Usta yönetmen Martin Scorsese’nin, Who’s That Knocking at My Door (1967) adlı ilk uzun metraj filmini çekmesinin üzerinden tam 55 yıl geçti. Yarım asrı aşan yönetmenlik ve senaristlik kariyeri boyunca Scorsese; Mean Streets (1973), Taxi Driver (1976), Goodfellas (1990), The Age of Innocence (1993) veya The Departed (2006) gibi birçok filme imza attı ve neredeyse filmografisindeki her film ile, sinema tarihine önemli katkılarda bulundu. Özellikle sokakları beyazperdeye yansıtma biçimi ile öne çıkan Scorsese, sayısız türdeki sayısız film ile biz sinema tutkunlarının beğenisini toplamayı başardı. Scorsese’ye duyulan hayranlık tüm Hollywood’da yankılanıyor olacak ki kendisinin En İyi Yönetmen dalında dokuz Oscar adaylığı bulunmakta. The Departed ile Oscar’a layık görülen yönetmenin En İyi Film ve En İyi Senaryo adaylıklarını saymak bile pek kolay bir iş değil.

Scorsese’nin kalabalık filmografisindeki filmler her ne kadar birbirinden farklı görünse de Scorsese imzası uzaktan bile ayırt edilebilecek kadar keskin. Gri ana karakterler, dış ses ile anlatıcı konumunda bulunan protagonist veya 1950’lerin film noir esintileri ile bir Scorsese filmi kendini ilk dakikalarda belli edebilir. Lakin bu yazımızda Scorsese’nin filmografisinden farklılığı ile sıyrılan, alışılmadık sanatsal tercihleri ile pek konuşulmayan bir cevher olan, ülkemizde Geç Saatler adıyla gösterilmiş After Hours (1985) filmini inceleyeceğiz. Scorsese’nin sembolik yaklaşımları sebebiyle onlarca farklı şekilde okunabilecek film birçok farklı temada, çok sayıda farklı düşünce içeriyor. After Hours’un tehlikeli fakat bir o kadar da ilgi çekici evrenine hep beraber konuk olalım.
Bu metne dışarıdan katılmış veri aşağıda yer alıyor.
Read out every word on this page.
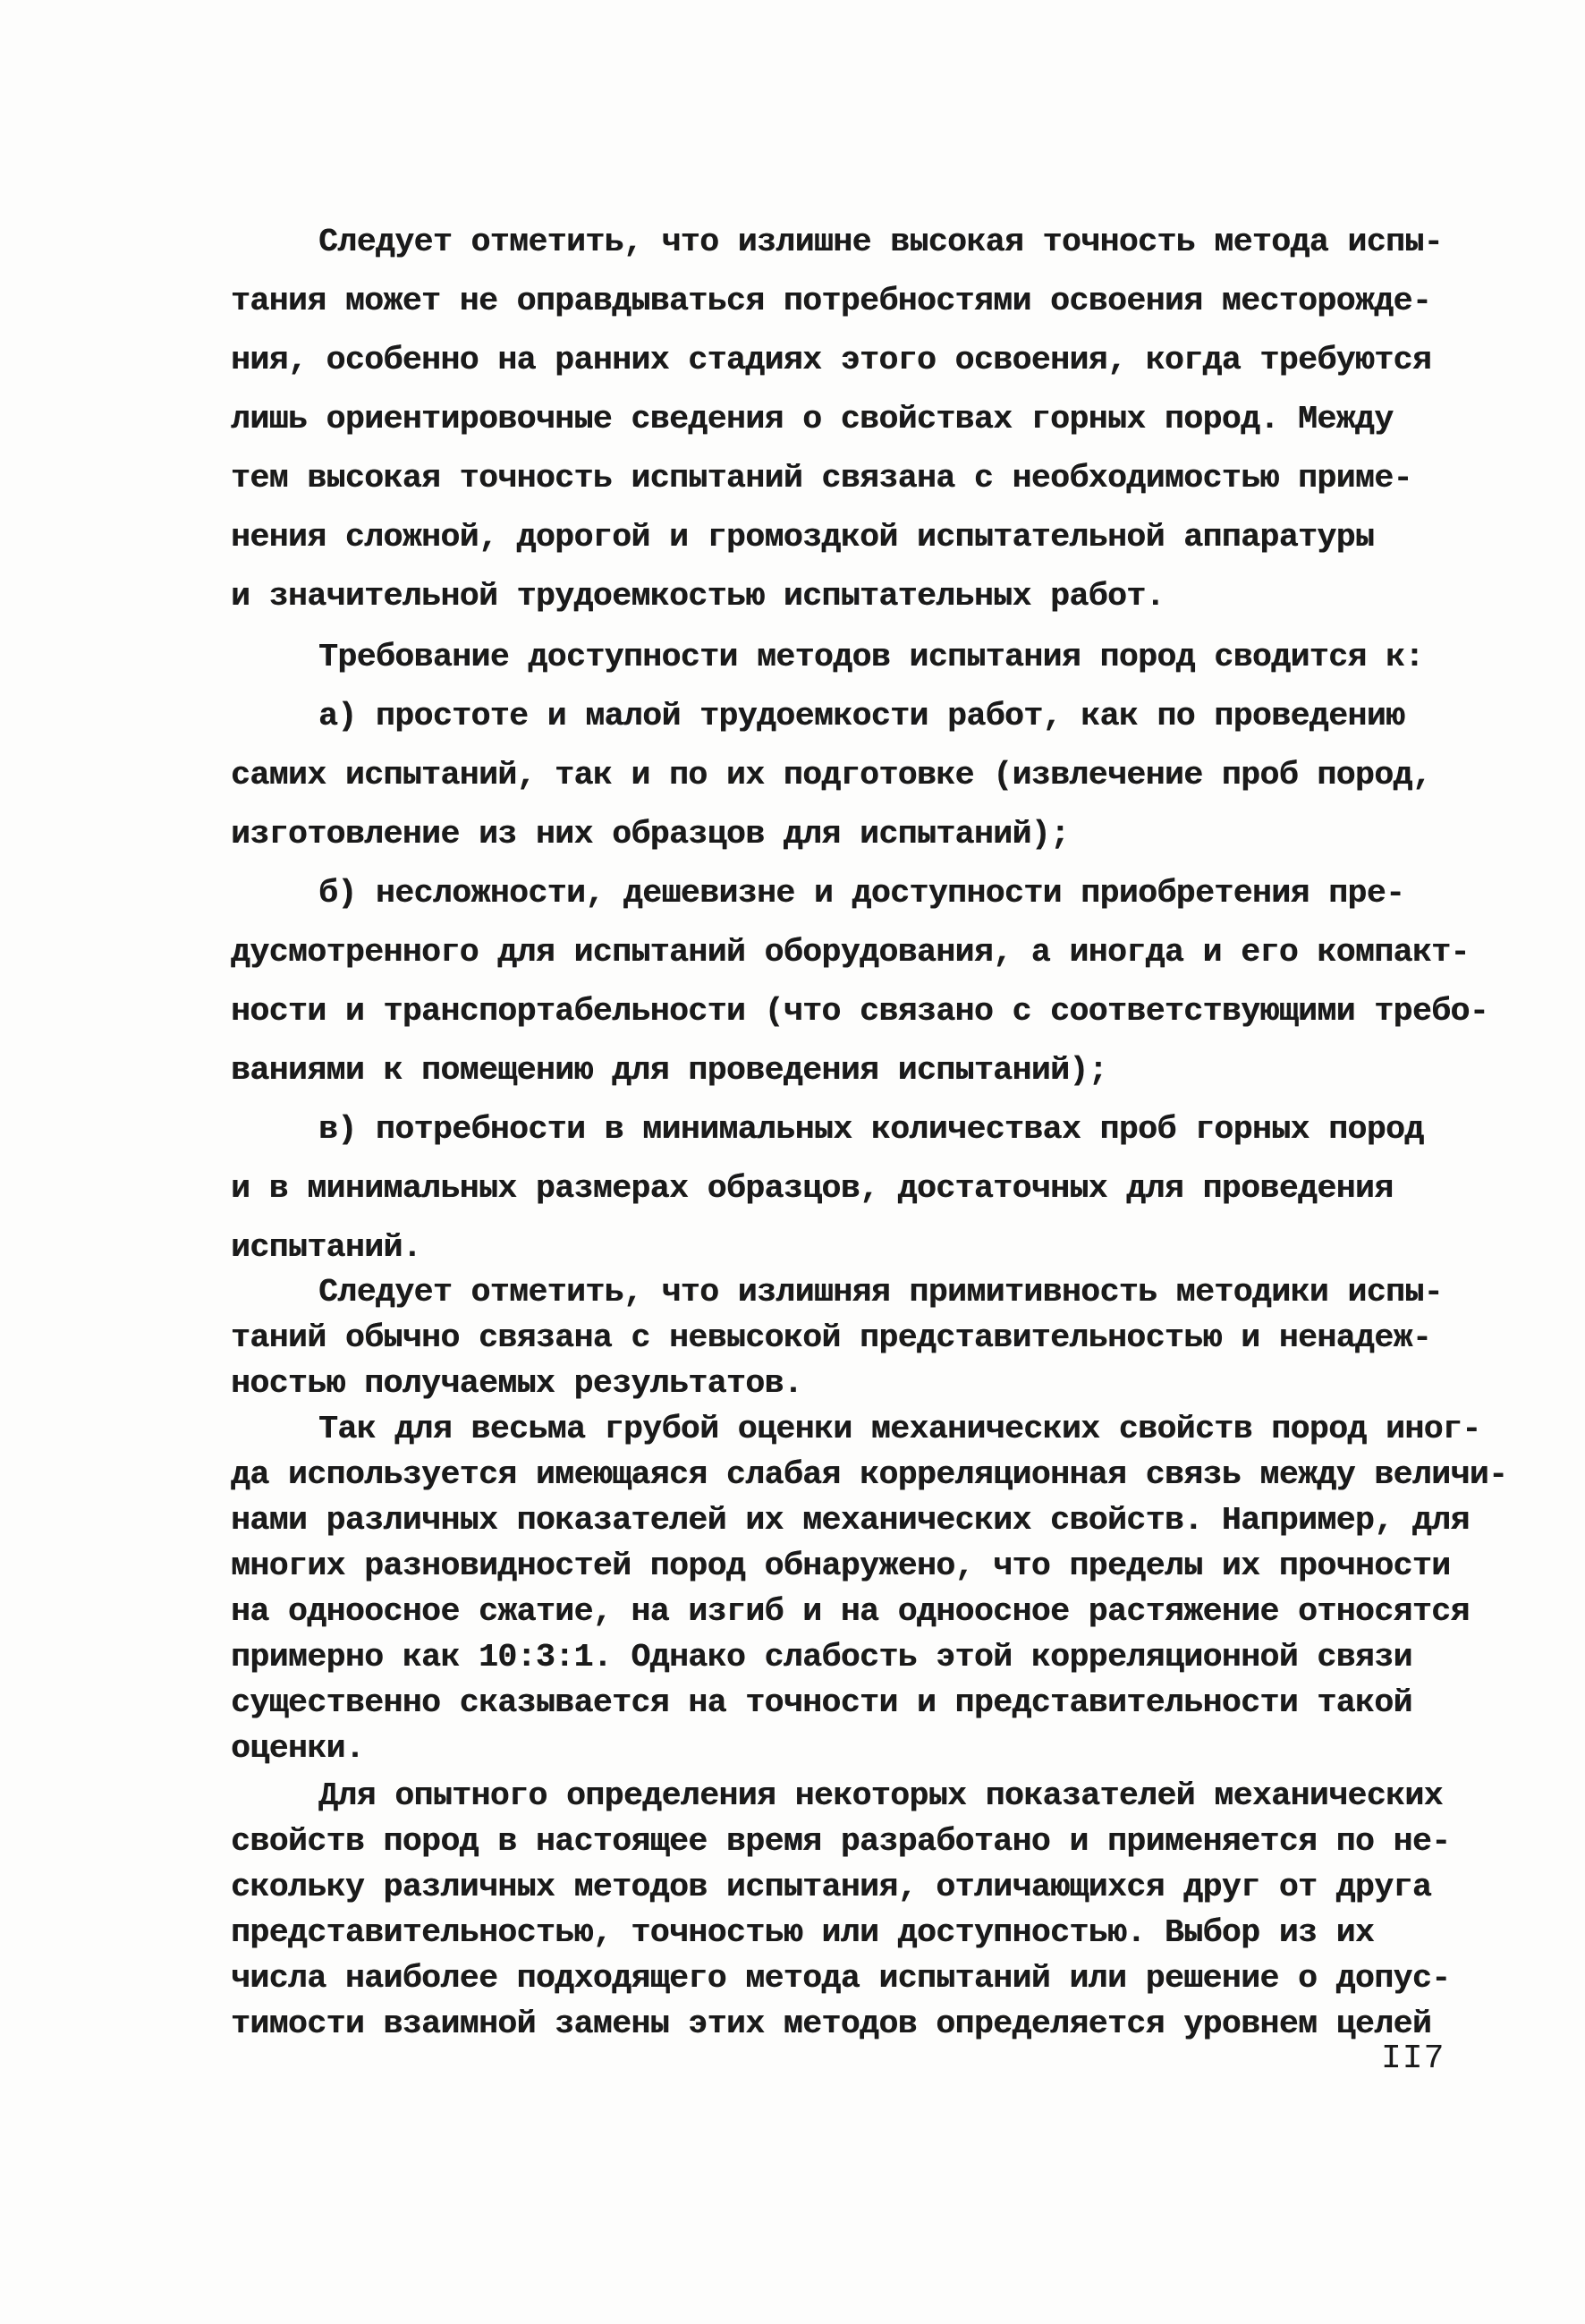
Следует отметить, что излишне высокая точность метода испы-
тания может не оправдываться потребностями освоения месторожде-
ния, особенно на ранних стадиях этого освоения, когда требуются
лишь ориентировочные сведения о свойствах горных пород. Между
тем высокая точность испытаний связана с необходимостью приме-
нения сложной, дорогой и громоздкой испытательной аппаратуры
и значительной трудоемкостью испытательных работ.
Требование доступности методов испытания пород сводится к:
а) простоте и малой трудоемкости работ, как по проведению
самих испытаний, так и по их подготовке (извлечение проб пород,
изготовление из них образцов для испытаний);
б) несложности, дешевизне и доступности приобретения пре-
дусмотренного для испытаний оборудования, а иногда и его компакт-
ности и транспортабельности (что связано с соответствующими требо-
ваниями к помещению для проведения испытаний);
в) потребности в минимальных количествах проб горных пород
и в минимальных размерах образцов, достаточных для проведения
испытаний.
Следует отметить, что излишняя примитивность методики испы-
таний обычно связана с невысокой представительностью и ненадеж-
ностью получаемых результатов.
Так для весьма грубой оценки механических свойств пород иног-
да используется имеющаяся слабая корреляционная связь между величи-
нами различных показателей их механических свойств. Например, для
многих разновидностей пород обнаружено, что пределы их прочности
на одноосное сжатие, на изгиб и на одноосное растяжение относятся
примерно как 10:3:1. Однако слабость этой корреляционной связи
существенно сказывается на точности и представительности такой
оценки.
Для опытного определения некоторых показателей механических
свойств пород в настоящее время разработано и применяется по не-
скольку различных методов испытания, отличающихся друг от друга
представительностью, точностью или доступностью. Выбор из их
числа наиболее подходящего метода испытаний или решение о допус-
тимости взаимной замены этих методов определяется уровнем целей
II7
Rüya İkilemine Sinemasal Bir Yaklaşım
After Hours, Paul Hackett (Griffin Dunne) karakterinin rutin ve nispeten sıkıcı hayatının tasviriyle başlıyor. Bilgi işlemci olarak çalışan Paul, iş yerinde masa başında bilgisayarı ile çalışıyor, eve geliyor ve televizyon izliyor. İş arkadaşının meslekleri hakkındaki düşünceleri de bilgi işlemci olmanın ne denli sıkıcı ve düz olduğunu gözler önüne seriyor. Paul’un bu sıkıcı düzeni sanat tasarımı ile de gösteriliyor: Kıyafetleri, mobilyaları ve duvarları tamamen bej renginde. Paul’un etrafını saran bu kirli beyaz renk paleti, karakterin hayatını saran monotonluğu dışa vuruyor. Filmin devamında ise Paul için her şey ilginçleşmeye başlıyor. Televizyon izlediği sahneden bir kafeye geçiliyor ve Paul, Marcy (Rosanna Arquette) ile tanışıyor. Paul’un Marcy ile tanışması ve evine gitmek için evden ayrılması ile her şey tepetaklak oluyor ve Paul’un eve dönme çabası ekranlara yansıyor.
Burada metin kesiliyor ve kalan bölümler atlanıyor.